Lucea stammte aus einem Dorf im Norden Mittelerdes. Dort lebte sie mit ihrem Vater und ihrer Tante mütterlicherseits, die sich die meiste Zeit um ihre Nichte kümmerte. Ihre Mutter war schon einige Jahre nicht mehr da. Eines Tages trocknete der Fluss aus, der das Dorf mit frischem Wasser versorgte. Man ging der Sache auf den Grund und fand einen Damm weiter flussaufwärts. Zunächst wusste niemand, wer diesen Damm errichtet hatte und man schob es auf die Bieber, die dort zu Haufen lebten. Doch es waren nicht die Bieber, sondern Haradrim. Eine Horde der wilden Südmenschen, die zu dieser Zeit dort oben herumzog und eine Schneise der Verwüstung hinterließ. Bald kam es, wie es kommen musste: Sie überfielen das Dorf, plünderten und brandschatzen. Sie töteten jeden, der sich ihnen wiedersetzte und nahmen alle anderen als Gefangene mit. Luceas Tante entkam zusammen mit ihrer kleinen Nichte und brachte sie in den Fangornwald zu den Ents und Huorns. Dort vertraute sie Lucea dem Schutz des alten Tom Bombadil an und starb bald darauf. Zum Glück konnte Lucea ganze drei Jahre bei den Waldbewohnern leben, die sich schließlich dazu entschlossen, ihren Schützling nach Bruchtal zu bringen.

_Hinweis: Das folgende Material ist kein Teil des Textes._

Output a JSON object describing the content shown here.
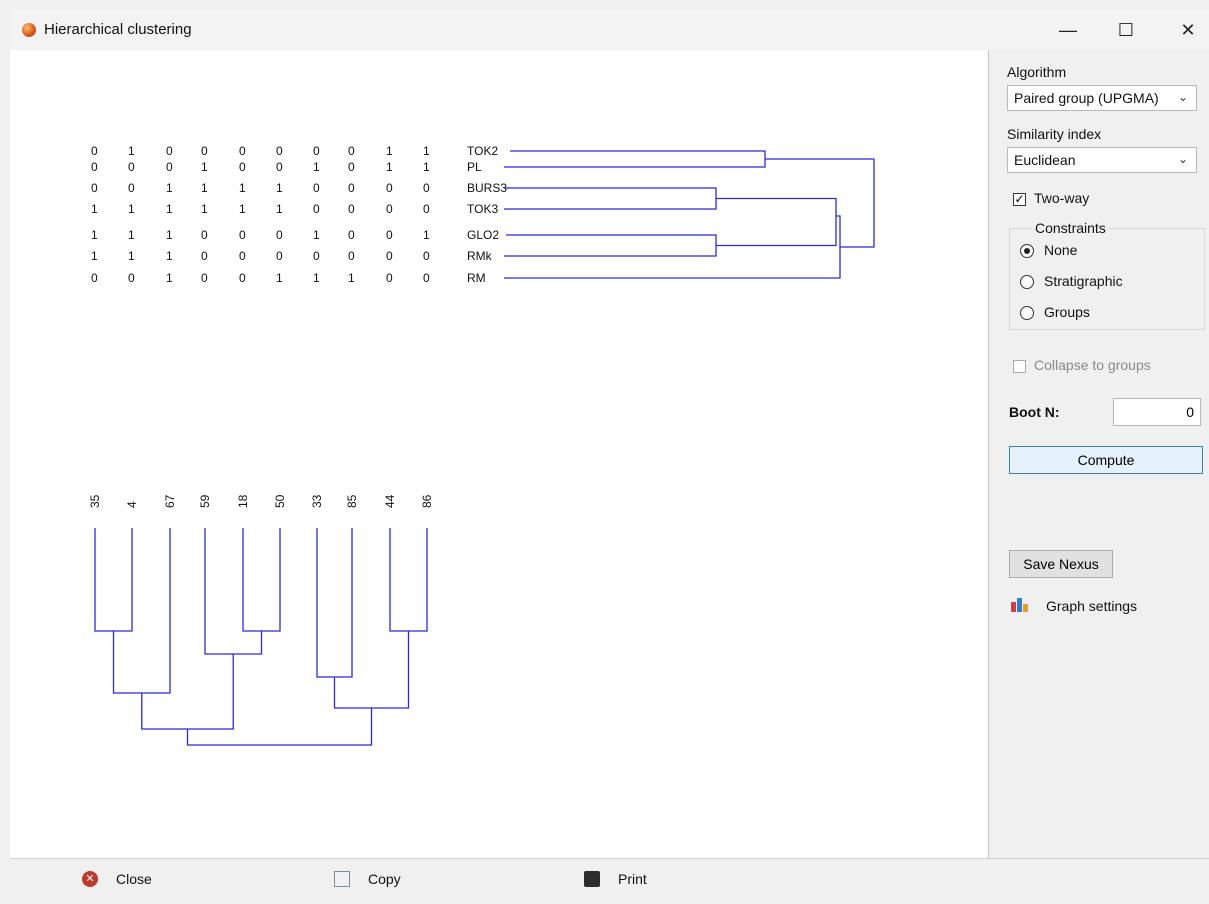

Estel und Lucea waren beinahe unzertrennlich. Nur mit Waffen konnte das junge Mädchen nicht viel anfangen. Sie konnte zwar einen Dolch benutzen, wenn es sein musste, aber gerne tat sie es nicht. Jedes Mal, wenn sie eine Waffe berührte, zog ein seltsames Kribbeln durch ihre Finger. Also wandte sie sich der Heilkunst zu und fand in ihrem "Großvater" Elrond einen hervorragenden Lehrer. Doch das glückliche Leben in Imladris fand ein jähes Ende, als sich Estel, der unter vielen Namen bekannt ist, mit zwanzig Jahren entschloss, fortzugehen und die gerade einmal 17-jährige Lucea zurückließ. Nachdem er fort war, zog sie sich immer mehr zurück. Deshalb beschloss Arwen, mit ihrer Ziehtochter nach Lothlórien zu gehen und eine Weile bei der Familie ihrer Mutter zu leben. Etwa dreißig Jahre verbrachten sie dort. Während dieser Zeit lernte Arwen den Hauptmann Haldir kennen und die beiden wurden ein Paar. Irgendwann betrat Estel Lórien, müde vom vielen Kämpfen. Zusammen reisten die drei nach Imladris, um ihr Wiedersehen zu feiern. Doch lange währte die Freude nicht, denn Gandalf Graurock tauchte auf und bat Estel, ihn auf der Suche nach einer Kreatur namens Gollum zu unterstützen. Nun war er erneut fort und Lucea blieb in dem Wissen zurück, dass der Eine Ring wieder aufgetaucht sei.

Diesmal verging nicht allzu viel Zeit bis zu ihrem nächsten Wiedersehen, denn Estel brachte den schwerverletzten Ringträger nach Bruchtal. Im Schlepptau drei weitere Hobbits, die vor Müdigkeit kaum noch stehen konnten. Der Ringträger namens Frodo Beutlin erholte sich dank den Heilkünsten Elronds rasch, was bei einer Verletzung durch eine Morgulklinge nicht selbstverständlich ist. Es wurde Elronds Rat einberufen, der in wenigen Tagen stattfinden soll.